Hey saludos a todos!,   
mi duda es, como puedo programar una memoria eeprom 24C02, ya que esta fue desconfigurada la frecuencia Horizontal,esta muy baja, por lo tanto no enciende el T.V., investigué que si compro una nueva me la venden sin ninguna configuración, porfa  , necesito saber.... Gracias...

modelo TV: CTC175C2 General Electric


----------



## robertoo (Mar 7, 2008)

Entiendo tu problema DjStorm y lo que necesitas hacer es reprogramar esa eeprom pero para eso necesitas dos cosas: un programador de memorias y los datos o el "programa" que necesitas programar a dicha memoria. 
Obtener o construir (lo cual te sale mas barato y probablemente menos latoso si es que sabes hacer tus propios circuitos impresos) el programador de memorias seria la parte facil ya que hay muchos disenos y circuitos en internet que tu mismo puedes constuir, o tambien puedes comprarlo como kit en una tienda local o por internet.
La parte dificil seria conseguir los datos que le tienes que programar a tu memoria ya que a pesar de que proporcionaste el modelo de tu television una television comun puede llegar ha tener 2 o mas memorias lo que hace todavia dificil encontrar el programa apropiado, otro problema muy grande tambien seria que no todas las companias .........

Despues te termino de contestar este post ya que ahorita me tengo que ir. Te lo deje a medias para no tener que volver a escribir todo


----------



## tiopepe123 (Mar 7, 2008)

Aunque depende del modelo, si pones una memoria vacia se recargara automaticamente en modo defecto y la tele deberia funcionar relativamente bien.

Aunque por la averia que comentas no creo que sea de la eeprom, aunque no sea descartable, antes debes asegurarte es sea esto.

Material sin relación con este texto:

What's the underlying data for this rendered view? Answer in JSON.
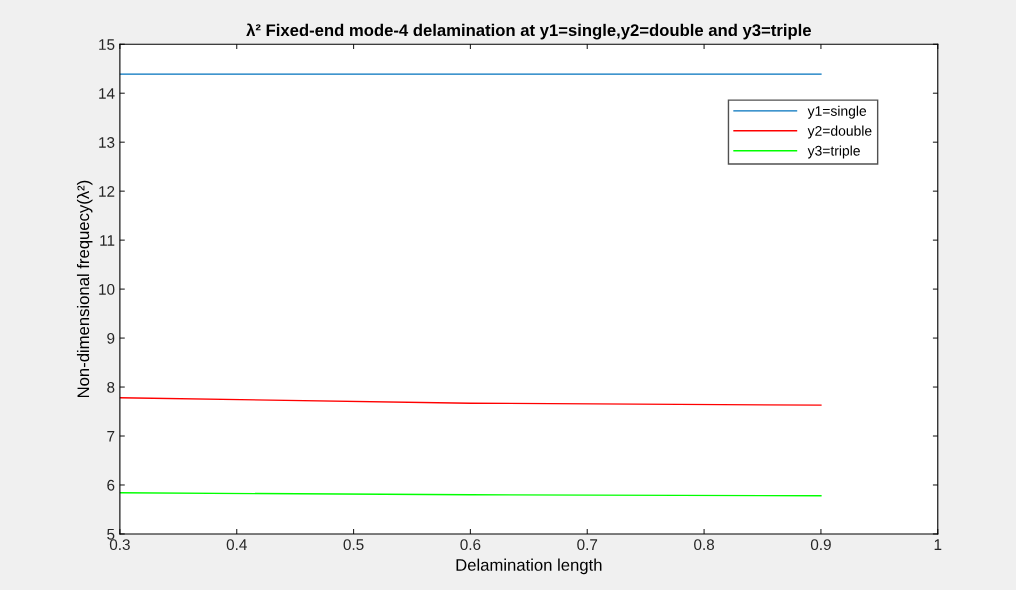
{
  "chart_data": {
    "type": "line",
    "title": "λ² Fixed-end mode-4 delamination at y1=single,y2=double and y3=triple",
    "xlabel": "Delamination length",
    "ylabel": "Non-dimensional frequecy(λ²)",
    "x": [
      0.3,
      0.6,
      0.9
    ],
    "series": [
      {
        "name": "y1=single",
        "color": "#0072bd",
        "values": [
          14.39,
          14.39,
          14.39
        ]
      },
      {
        "name": "y2=double",
        "color": "#ff0000",
        "values": [
          7.78,
          7.67,
          7.63
        ]
      },
      {
        "name": "y3=triple",
        "color": "#00ff00",
        "values": [
          5.84,
          5.8,
          5.78
        ]
      }
    ],
    "xlim": [
      0.3,
      1
    ],
    "xticks": [
      0.3,
      0.4,
      0.5,
      0.6,
      0.7,
      0.8,
      0.9,
      1
    ],
    "ylim": [
      5,
      15
    ],
    "yticks": [
      5,
      6,
      7,
      8,
      9,
      10,
      11,
      12,
      13,
      14,
      15
    ],
    "grid": false,
    "legend": "top right"
  }
}
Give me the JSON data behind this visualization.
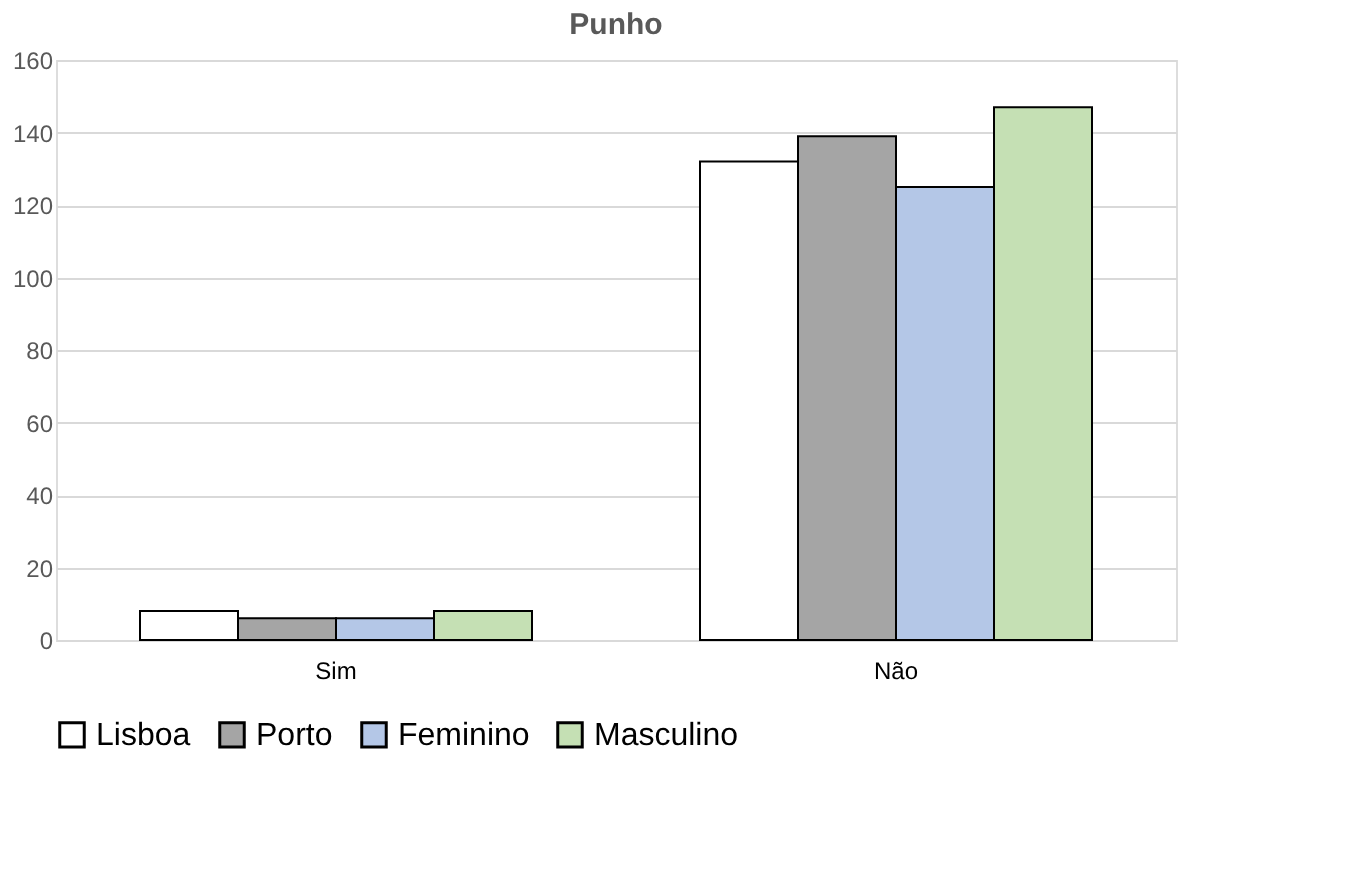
{
  "chart_data": {
    "type": "bar",
    "title": "Punho",
    "categories": [
      "Sim",
      "Não"
    ],
    "series": [
      {
        "name": "Lisboa",
        "color": "#ffffff",
        "values": [
          8,
          132
        ]
      },
      {
        "name": "Porto",
        "color": "#a5a5a5",
        "values": [
          6,
          139
        ]
      },
      {
        "name": "Feminino",
        "color": "#b4c7e7",
        "values": [
          6,
          125
        ]
      },
      {
        "name": "Masculino",
        "color": "#c5e0b4",
        "values": [
          8,
          147
        ]
      }
    ],
    "ylim": [
      0,
      160
    ],
    "yticks": [
      0,
      20,
      40,
      60,
      80,
      100,
      120,
      140,
      160
    ],
    "grid": "y",
    "legend": "bottom"
  }
}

En todo caso puedes añadirle un zocalo y probar con una eprom nueva vacia y ver que pasa, eso si guardando la vieja.


----------



## Eduardo (Mar 7, 2008)

Bien hecho! eso pasa por andar jugando en Modo Servicio.  
Probaste desbloquearlo?


----------



## Daniel.more (Mar 7, 2008)

mide el pin numero 7 con respecto a mas fria si da continuidad el micro se encargara de autoprogramar la eepron si nesecidad de que lo hagas tu y si no da continuidad, dilo que te digo como fabricar un programador facil y economico funciona bien es el que uso yo....(a por cierto mide SIN tensión en el equipo....jejeje)


----------



## Daniel.more (Mar 7, 2008)

despues de leer el mensaje he visto que no esta muy claro mide el pin 7 de la eepron a masa del tv...disculpa


----------



## DjStorm (Mar 17, 2008)

Hey Gracias x la ayuda ,,!  e hecho todo pero no diò resultado, lo que si  arme fue el cirtcuito programador junto con el software PonyProg, resulta que no se cuales son los datos a ingresar en el programa, QUè Hago,porfa ayudenme y disculpen mi ingorancia....


----------